In the life of astronomer-turned-activist Frank Kameny, Cervini has found a fresh window into the history of the LGBTQ movement and the struggle for equality. Arrested for “lewd conduct” in a San Francisco restroom in 1956, Kameny lost his government job. He then launched a legal battle against discrimination and became an important and underappreciated advocate for gay civil rights. Cervini casts a wide net on the history of the LGBTQ struggle, extending it to include an array of important and intriguing events and individuals, including FBI Director J. Edgar Hoover and his “Sex Deviates” crusade.

3. Nothing Is Wrong and Here Is Why by Alexandra Petri (W.W. Norton)

Washington Post columnist Petri has won readers with her distinctive satirical perspective, and this collection’s cumulative power puts her talents on rich display. Petri is neither conventional nor reflexively counterintuitive, and it’s fun to see her mind work on such subjects as the reintroduction of the “Nazi, the Confederate, and the Measle” to their former habitats, ”“Chris Christie’s Wordless Screaming,” and “I’m Beginning to Suspect These Were Not, in Fact, the Best People.”

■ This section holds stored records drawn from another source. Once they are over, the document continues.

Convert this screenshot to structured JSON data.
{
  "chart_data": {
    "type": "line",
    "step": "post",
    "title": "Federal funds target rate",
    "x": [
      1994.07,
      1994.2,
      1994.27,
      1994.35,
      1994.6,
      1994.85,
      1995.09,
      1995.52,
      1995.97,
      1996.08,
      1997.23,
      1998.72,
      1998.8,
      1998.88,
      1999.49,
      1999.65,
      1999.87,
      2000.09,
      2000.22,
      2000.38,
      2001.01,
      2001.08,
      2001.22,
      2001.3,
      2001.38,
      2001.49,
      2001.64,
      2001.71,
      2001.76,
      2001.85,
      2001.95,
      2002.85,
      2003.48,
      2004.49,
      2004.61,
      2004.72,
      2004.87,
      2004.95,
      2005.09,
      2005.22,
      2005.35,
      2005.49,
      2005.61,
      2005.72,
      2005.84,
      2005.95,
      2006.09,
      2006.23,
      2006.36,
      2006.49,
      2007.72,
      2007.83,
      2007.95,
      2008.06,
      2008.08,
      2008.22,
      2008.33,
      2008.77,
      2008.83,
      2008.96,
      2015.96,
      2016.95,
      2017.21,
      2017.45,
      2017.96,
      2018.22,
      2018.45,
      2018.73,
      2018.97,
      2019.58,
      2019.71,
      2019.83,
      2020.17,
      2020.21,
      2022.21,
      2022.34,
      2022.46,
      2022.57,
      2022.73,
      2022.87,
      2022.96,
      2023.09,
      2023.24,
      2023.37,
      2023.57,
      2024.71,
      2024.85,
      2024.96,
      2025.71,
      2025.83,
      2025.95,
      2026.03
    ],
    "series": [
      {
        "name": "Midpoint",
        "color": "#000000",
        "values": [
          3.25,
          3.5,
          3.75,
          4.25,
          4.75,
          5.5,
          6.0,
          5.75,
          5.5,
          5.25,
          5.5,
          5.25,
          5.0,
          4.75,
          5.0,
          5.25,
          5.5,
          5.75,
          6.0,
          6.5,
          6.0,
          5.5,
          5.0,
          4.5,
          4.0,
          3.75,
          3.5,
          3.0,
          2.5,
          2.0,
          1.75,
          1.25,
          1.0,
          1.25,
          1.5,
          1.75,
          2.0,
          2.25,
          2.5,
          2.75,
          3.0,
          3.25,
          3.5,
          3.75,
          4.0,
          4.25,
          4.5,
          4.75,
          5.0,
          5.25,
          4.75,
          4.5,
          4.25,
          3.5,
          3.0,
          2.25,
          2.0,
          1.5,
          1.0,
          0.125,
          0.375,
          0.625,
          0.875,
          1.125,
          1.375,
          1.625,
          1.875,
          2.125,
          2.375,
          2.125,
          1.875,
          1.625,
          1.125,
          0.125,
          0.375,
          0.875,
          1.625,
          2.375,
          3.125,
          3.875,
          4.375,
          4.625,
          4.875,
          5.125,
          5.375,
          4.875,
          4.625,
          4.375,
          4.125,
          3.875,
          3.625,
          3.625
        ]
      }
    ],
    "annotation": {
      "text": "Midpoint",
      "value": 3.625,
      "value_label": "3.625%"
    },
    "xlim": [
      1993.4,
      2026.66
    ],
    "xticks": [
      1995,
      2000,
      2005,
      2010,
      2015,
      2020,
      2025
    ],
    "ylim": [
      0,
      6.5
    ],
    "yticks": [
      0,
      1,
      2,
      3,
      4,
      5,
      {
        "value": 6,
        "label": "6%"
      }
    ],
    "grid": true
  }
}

4. Exciting Times by Naoise Dolan (Ecco)

Tropical storms, and a typhoon on the horizon: “We agreed it was an exciting time to be alive,” avers Ava, Dolan’s 22-year-old Irish teacher at a Hong Kong school for English-language learners, who falls into relationships with Julian, a British banker, and then Edith, an ambitious local lawyer. Negotiating the power struggles of these relationships provides Dolan’s excellent novel with its considerable suspense, but what really elevates it beyond so many debuts is the sharp language, droll tone, and keen perceptions of class that infuse it. And a plus for wit, as the question of whether a character is “a real person or three Mitford sisters in a long coat.”

5. The Vanishing Half by Brit Bennett (Riverhead)

Bennett’s wonderful debut, The Mothers, was set in contemporary Los Angeles and featured a Greek chorus of churchgoing older mothers. Her new novel expands to three generations and, stretching from the Jim Crow South to affluent Brentwood, reveals the depth of her talent. Bennett animates this engrossing novel with a mystery involving light-skinned identical twin sisters, one of whom disappears for a complete reinvention into a white person. She gracefully changes perspectives and voice, and contends not only with the complications of mother-daughter relationships, but also with tensions over identity, history, and colorism.